My current plan is to design the structure like a vertical or modular visual, with the following logical sections:

**Title**
 - “What Does Infant Childcare Really Cost in the U.S.?”
 - Subtitle: A visual look at center-based vs. family-based care across U.S. counties (2008 - 2022)

**Section 1: National Price Trends**
 - Line chart or icon timeline:
    - Median center-based care prices over time (2008–2022)
 - Annotation: “Prices have steadily increased, reaching over $170 per week nationally in 2022.”

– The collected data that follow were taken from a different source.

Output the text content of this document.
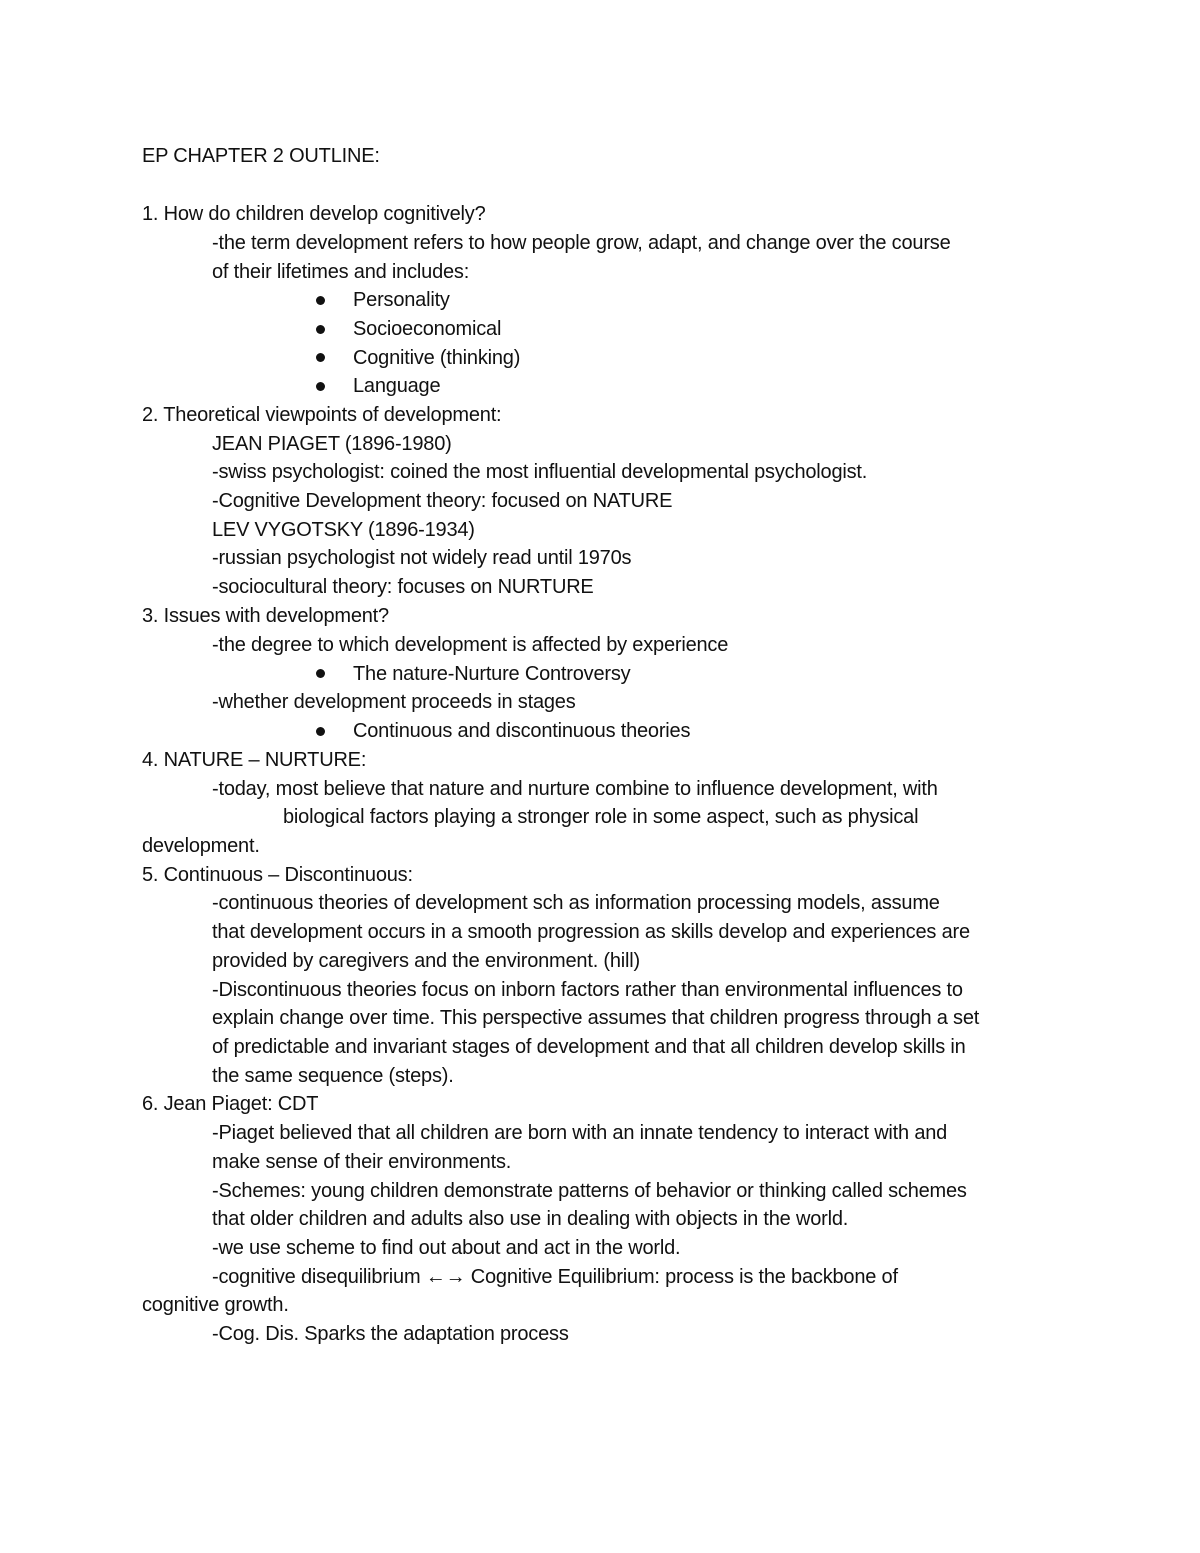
EP CHAPTER 2 OUTLINE:
1. How do children develop cognitively?
-the term development refers to how people grow, adapt, and change over the course
of their lifetimes and includes:
Personality
Socioeconomical
Cognitive (thinking)
Language
2. Theoretical viewpoints of development:
JEAN PIAGET (1896-1980)
-swiss psychologist: coined the most influential developmental psychologist.
-Cognitive Development theory: focused on NATURE
LEV VYGOTSKY (1896-1934)
-russian psychologist not widely read until 1970s
-sociocultural theory: focuses on NURTURE
3. Issues with development?
-the degree to which development is affected by experience
The nature-Nurture Controversy
-whether development proceeds in stages
Continuous and discontinuous theories
4. NATURE – NURTURE:
-today, most believe that nature and nurture combine to influence development, with
biological factors playing a stronger role in some aspect, such as physical
development.
5. Continuous – Discontinuous:
-continuous theories of development sch as information processing models, assume
that development occurs in a smooth progression as skills develop and experiences are
provided by caregivers and the environment. (hill)
-Discontinuous theories focus on inborn factors rather than environmental influences to
explain change over time. This perspective assumes that children progress through a set
of predictable and invariant stages of development and that all children develop skills in
the same sequence (steps).
6. Jean Piaget: CDT
-Piaget believed that all children are born with an innate tendency to interact with and
make sense of their environments.
-Schemes: young children demonstrate patterns of behavior or thinking called schemes
that older children and adults also use in dealing with objects in the world.
-we use scheme to find out about and act in the world.
-cognitive disequilibrium ←→ Cognitive Equilibrium: process is the backbone of
cognitive growth.
-Cog. Dis. Sparks the adaptation process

**Section 2: How Much Does It Vary by County?**
 - U.S. map graphic:
    - High vs. low cost regions
 - Text box:
    - “In some counties, weekly infant care costs exceed $400. In others, it’s less than $20.”

**Section 3: Center vs. Family Care**
 - Side-by-side bar chart or icons:
    - Avg. center-based vs. family-based care prices
 - Include discount stat:
    - “In the top 25% most expensive counties, family care is 26.6% cheaper on average.”
  
**Section 4: Top 10 Counties**
 - Small table or icon grid:
    - Top 10 counties with the highest center-based care cost ratios
 - Optional: show same for family-based

**Section 5: Why This Matters**
 - Text with icons (e.g., working parent, dollar sign, baby)
    - “High childcare costs limit access for working parents, especially single mothers.”
  
**Section 6: What Can Be Done?**
 - Call to action / summary panel:
    - Fund/support family care in top-cost areas
    - Align job reentry programs with care affordability zones
    - Provide cost transparency tools by region

This infographic is designed for the general public and community stakeholders. It summarizes key findings from our analysis of 2008 - 2022 U.S. infant childcare data, comparing center-based and family-based care prices across counties. The infographic highlights national price trends, county-level disparities, average discounts, and the top 10 most expensive areas. Its purpose is to raise awareness about childcare affordability and prompt public dialogue around funding priorities and access strategies. By keeping visuals simple and impactful, it ensures that families and advocates—regardless of data literacy—can understand the challenges and potential solutions.